All of these sites, obviously, deal with real places. A place is a physical location, right? Not necessarily, according to a federal judge in New Jersey, who recently issued a startling decision in an independent contractor misclassification case.
In Tomasello v ICF Technology, the court considered misclassification claims by an adult-content streaming performer who posted on a site called Streamate. The performer had full control over the content she posted, decided what to post, when to post, and where to post. Streamate essentially just provided a commerce platform where she could offer her “performances” to horny men paying customers.
The performer’s lawsuit alleged that she was misclassified as an independent contractor under the FLSA and two New Jersey wage statutes (NJWHL and NJWPL).
In evaluating cross-motions for summary judgment, the court first analyzed the performer’s classification under the FLSA and its Economic Realities Test. The court ruled that she was an independent contractor under this test. Easy.
But the New Jersey law analysis went in a very different direction.
Under NJ law, worker classification is analyzed under an ABC Test. To be an independent contractor, all three prongs must be met:
(A) Such individual has been and will continue to be free from control or direction over the performance of such service, both under his [or her] contract of service and in fact; and
(B) Such service is either outside the usual course of the business for which such service is performed, or that such service is performed outside of all the places of business of the enterprise for which such service is performed; and
(C) Such individual is customarily engaged in an independently established trade, occupation, profession or business.
Prong A, control, weighed in favor of IC status. Prong C also weighed in favor of IC status.
But an ABC Test requires all three prongs to be satisfied. And that’s where this case went off the rails. New Jersey’s ABC Test allows for two ways to satisfy Prong B (unlike the stricter tests in California and Massachusetts). The court concluded that the performer’s services were not “outside the usual course” of Streamate’s business, but that leaves the second option for satisfying Prong B, which is much easier to meet.
To satisfy the second option for Prong B, the work must be performed “outside of all the places of business of the enterprise for which such service is performed.” That should be easy to prove too, right? She streamed from her home, not from a Streamate office. Under all conventional interpretations of “outside the usual places of business,” the fact that she streamed from her home would be enough to satisfy this part of the test and therefore satisfy Prong B.
But this court decided that Streamate’s place of business was online, and so by posting her performances online, on Streamate’s platform, the performer was providing services at Streamate’s place of business.
This is an absurd and overly broad interpretation of the requirements of prong B. In fact, when the NJ DOL recently proposed and adopted interpretive guidance for the ABC Test, the NJ DOL initially proposed a similar interpretation for Prong B, but after loads of comments from the business community explaining how that interpretation was Looney Toons, the NJ DOL backed down and omitted that interpretation from its final guidance. In fact, the final guidance added the important clarification that when work is performed at the contractor’s residence, the residence is not an employer’s “place of business.”

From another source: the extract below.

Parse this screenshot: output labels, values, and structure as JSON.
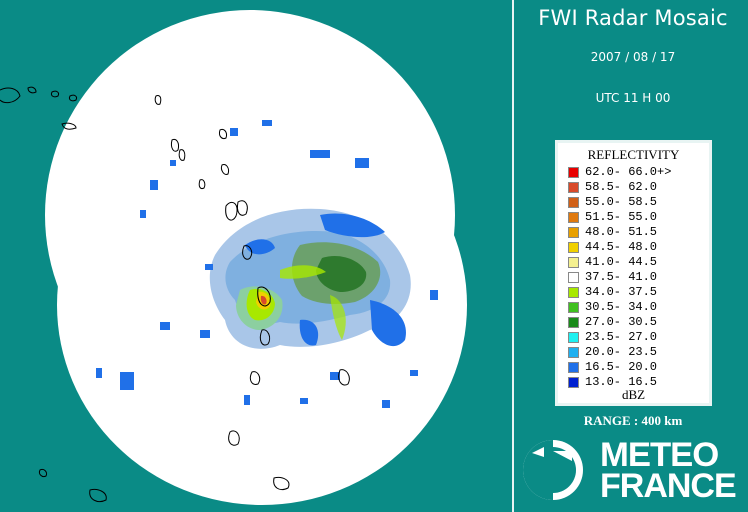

This judge didn’t get the memo. The court’s interpretation is so far outside of the norm that even the NJ DOL would not agree with it, and that’s a state DOL that was aiming, through its guidance, to make it harder than ever to maintain IC status. Even the NJ DOL didn’t go this far.
This decision is a good reminder of several dangers to businesses that maintain IC relationships:
First, a worker can be a contractor under one law (FLSA, for example) and an employee under other laws (New Jersey wage and hour laws).

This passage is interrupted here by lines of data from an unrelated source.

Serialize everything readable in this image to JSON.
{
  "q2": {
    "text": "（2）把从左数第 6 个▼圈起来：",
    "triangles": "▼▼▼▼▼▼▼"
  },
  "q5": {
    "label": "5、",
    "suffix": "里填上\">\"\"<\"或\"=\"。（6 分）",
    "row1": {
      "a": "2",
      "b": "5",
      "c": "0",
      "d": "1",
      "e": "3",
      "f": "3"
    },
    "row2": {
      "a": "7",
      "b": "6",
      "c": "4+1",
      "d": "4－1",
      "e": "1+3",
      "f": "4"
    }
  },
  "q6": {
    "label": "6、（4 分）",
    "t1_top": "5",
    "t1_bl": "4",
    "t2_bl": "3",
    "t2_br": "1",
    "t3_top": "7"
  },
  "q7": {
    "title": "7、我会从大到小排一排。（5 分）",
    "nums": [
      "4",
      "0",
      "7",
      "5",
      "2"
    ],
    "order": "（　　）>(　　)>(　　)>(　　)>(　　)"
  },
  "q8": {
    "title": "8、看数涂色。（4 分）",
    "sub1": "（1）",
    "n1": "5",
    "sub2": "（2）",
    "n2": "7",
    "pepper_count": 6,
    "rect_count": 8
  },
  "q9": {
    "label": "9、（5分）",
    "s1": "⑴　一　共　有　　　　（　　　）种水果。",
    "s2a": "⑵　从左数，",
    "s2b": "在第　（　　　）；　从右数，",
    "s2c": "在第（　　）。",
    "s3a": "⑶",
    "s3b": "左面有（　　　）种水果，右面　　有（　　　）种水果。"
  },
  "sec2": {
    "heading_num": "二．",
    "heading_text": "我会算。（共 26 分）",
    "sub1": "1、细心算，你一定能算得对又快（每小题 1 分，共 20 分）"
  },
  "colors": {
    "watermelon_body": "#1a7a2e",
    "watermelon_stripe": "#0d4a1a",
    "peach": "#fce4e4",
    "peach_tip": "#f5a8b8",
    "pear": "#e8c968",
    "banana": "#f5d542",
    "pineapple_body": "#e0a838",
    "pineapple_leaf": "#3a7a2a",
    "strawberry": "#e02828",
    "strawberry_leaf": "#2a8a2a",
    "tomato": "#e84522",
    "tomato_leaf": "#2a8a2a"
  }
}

Second, judges don’t necessarily follow administrative guidance. This cuts both ways. Courts typically must rely on case law when interpreting statutes, but they are not bound by administrative interpretations of statutes.

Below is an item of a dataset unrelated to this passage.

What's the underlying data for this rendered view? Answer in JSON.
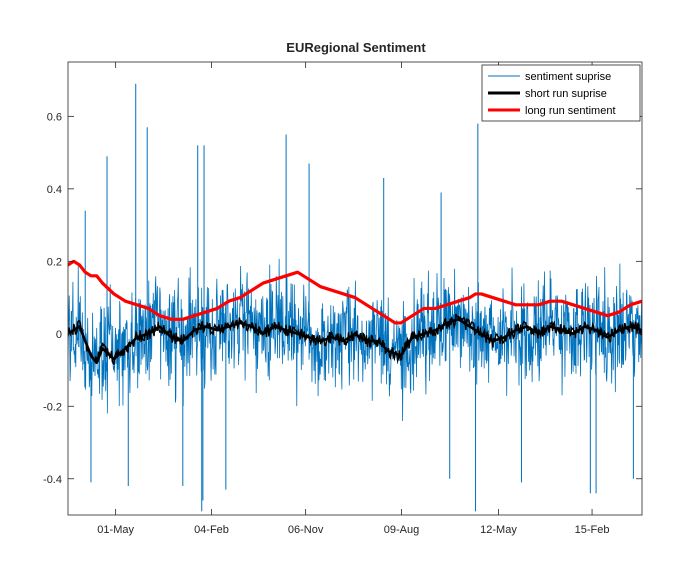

Third, different judges will reach different conclusions based on the same facts. It really does matter which judge you draw in litigation. I have to believe that nine-and-a-half judges out of ten would have easily concluded that Prong B was met here because the performer worked from her house. The defendant here got a bad draw. The company should have better luck on appeal, if it doesn’t settle the case first.
Finally, misclassification analysis is not predictable. There are lots of things we can do to reduce the risks of misclassification in any relationship. But, as a decision like this shows, a court can still find misclassification even when the contractor clearly works independently and operates her own business venture.
Businesses with contractors in New Jersey need to be aware of the NJ ABC Test and the overly broad way it was interpreted here. And check out the map sites. They are a good reminder that a “place” means an actual place, not online ether.